Across the road – and across the floodwater – her neighbour Richard Wakefield is equally fed up.

‘I want to move, but this house is probably worthless at the moment because it is right next to the flooding, as you can see.

‘It would be dishonest to put it on the market in the summer when it’s dry and if anyone want to come and look at it now, there’s no way they’d want to buy it.

‘My wife and I can’t sleep at night because of the noise of the splashing as delivery vans go up and down here 24/7 and we’re both very anxious about it.’

In his garage, Richard shows me buckets of mud and silt he and his children have spent days shovelling from the road outside their home in a forlorn effort to improve the drainage.

‘We spent all day this weekend filling these buckets up, but in truth it’s made absolutely no difference. The only difference it’s made is to my health because I hurt my back doing it and had to take two days off work.

‘I am at the end of my tether with this.
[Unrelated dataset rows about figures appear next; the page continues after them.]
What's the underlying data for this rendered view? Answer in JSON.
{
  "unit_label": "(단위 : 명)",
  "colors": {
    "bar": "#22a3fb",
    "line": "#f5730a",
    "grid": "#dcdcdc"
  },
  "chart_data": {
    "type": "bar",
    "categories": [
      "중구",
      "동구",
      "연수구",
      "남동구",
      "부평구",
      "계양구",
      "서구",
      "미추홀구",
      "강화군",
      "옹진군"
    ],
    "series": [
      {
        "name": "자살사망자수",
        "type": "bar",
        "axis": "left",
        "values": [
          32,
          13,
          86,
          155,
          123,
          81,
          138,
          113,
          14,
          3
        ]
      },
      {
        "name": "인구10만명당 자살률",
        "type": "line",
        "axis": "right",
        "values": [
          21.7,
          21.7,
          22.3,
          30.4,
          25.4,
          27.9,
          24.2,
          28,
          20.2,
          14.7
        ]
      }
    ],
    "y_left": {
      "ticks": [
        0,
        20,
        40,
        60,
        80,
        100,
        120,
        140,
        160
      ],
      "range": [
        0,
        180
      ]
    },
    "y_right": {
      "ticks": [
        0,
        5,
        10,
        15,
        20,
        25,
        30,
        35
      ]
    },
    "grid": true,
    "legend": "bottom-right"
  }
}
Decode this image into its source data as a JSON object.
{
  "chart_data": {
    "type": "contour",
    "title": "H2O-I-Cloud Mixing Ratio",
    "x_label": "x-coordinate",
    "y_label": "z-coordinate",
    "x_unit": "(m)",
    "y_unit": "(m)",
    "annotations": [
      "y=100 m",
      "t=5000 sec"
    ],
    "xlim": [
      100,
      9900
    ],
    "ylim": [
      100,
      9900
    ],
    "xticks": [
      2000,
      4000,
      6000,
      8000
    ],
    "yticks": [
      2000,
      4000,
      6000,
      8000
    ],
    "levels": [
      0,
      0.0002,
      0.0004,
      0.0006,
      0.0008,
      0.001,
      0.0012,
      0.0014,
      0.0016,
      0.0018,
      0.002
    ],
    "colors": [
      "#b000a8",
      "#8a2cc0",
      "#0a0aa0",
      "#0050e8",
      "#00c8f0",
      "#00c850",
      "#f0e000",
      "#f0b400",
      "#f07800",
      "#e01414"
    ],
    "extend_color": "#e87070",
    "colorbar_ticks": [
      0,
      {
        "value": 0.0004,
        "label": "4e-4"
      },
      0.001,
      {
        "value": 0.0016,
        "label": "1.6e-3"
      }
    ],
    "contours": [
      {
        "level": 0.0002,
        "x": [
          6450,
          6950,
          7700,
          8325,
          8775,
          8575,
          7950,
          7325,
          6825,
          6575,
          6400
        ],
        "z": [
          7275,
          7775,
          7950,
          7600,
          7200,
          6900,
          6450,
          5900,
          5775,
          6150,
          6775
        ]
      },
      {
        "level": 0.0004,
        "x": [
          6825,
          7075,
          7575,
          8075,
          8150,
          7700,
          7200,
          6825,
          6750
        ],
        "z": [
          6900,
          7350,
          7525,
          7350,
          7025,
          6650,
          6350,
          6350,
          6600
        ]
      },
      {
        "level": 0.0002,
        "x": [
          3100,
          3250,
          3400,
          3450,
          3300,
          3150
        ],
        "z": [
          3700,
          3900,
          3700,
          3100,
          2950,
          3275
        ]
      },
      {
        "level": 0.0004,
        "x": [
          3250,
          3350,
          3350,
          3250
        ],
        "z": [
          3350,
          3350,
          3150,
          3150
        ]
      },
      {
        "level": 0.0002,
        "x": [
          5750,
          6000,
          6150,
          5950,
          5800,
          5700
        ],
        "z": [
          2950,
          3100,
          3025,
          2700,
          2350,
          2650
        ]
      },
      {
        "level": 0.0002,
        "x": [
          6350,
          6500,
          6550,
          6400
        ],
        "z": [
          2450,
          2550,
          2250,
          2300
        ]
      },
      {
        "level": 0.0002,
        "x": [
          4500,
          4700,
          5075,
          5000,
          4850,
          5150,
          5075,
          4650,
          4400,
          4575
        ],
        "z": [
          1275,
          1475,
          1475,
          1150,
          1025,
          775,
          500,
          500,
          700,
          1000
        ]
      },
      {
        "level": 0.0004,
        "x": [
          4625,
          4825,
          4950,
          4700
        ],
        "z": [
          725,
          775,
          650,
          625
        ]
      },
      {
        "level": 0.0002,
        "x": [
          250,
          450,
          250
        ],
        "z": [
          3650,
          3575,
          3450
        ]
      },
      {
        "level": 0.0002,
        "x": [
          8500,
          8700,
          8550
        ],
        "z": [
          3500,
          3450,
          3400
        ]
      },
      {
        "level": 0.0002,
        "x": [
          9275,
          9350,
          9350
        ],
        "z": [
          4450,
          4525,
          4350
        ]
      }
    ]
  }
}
We sent email after email to the developers but they ignored them.

‘Eventually our local MP came down and then the council started sending pumping machinery to pump it out for a couple of weeks, but now they don’t attend any more and the flood is getting really bad again.’

The development, which is around two miles from Jeremy Clarkson’s Farmer’s Dog pub restaurant, was built on a former warehouse around a decade ago.

Photographer Mr Wakefield said he and his family are ‘constantly stressed knowing it’s a ticking time bomb before our house gets flooded’ and he added that he was disappointed with the developers ‘who decided a permeable brick drainage system would work’.

District councillor for Witney South, Michael Brooker said the situation was ‘completely avoidable’ if the developer had put the drainage in the ‘right place’.

Earlier this month it was revealed that the developer of the flood-ridden estate is £400k in debt, according to Companies House documents.

Bower Mapson, the house-builder who developed Buttercross Works, owes a total of £434,164, papers filed on Companies House show.

In a summary of its financial statements up to March 31 this year, it said the firm owed £145 to trade creditors, £233,020 to other creditors and £200,999 to participating interests.

The document was filed on November 21, just days after Peter Mapson was officially removed as a director for the Swindon-based company on October 28.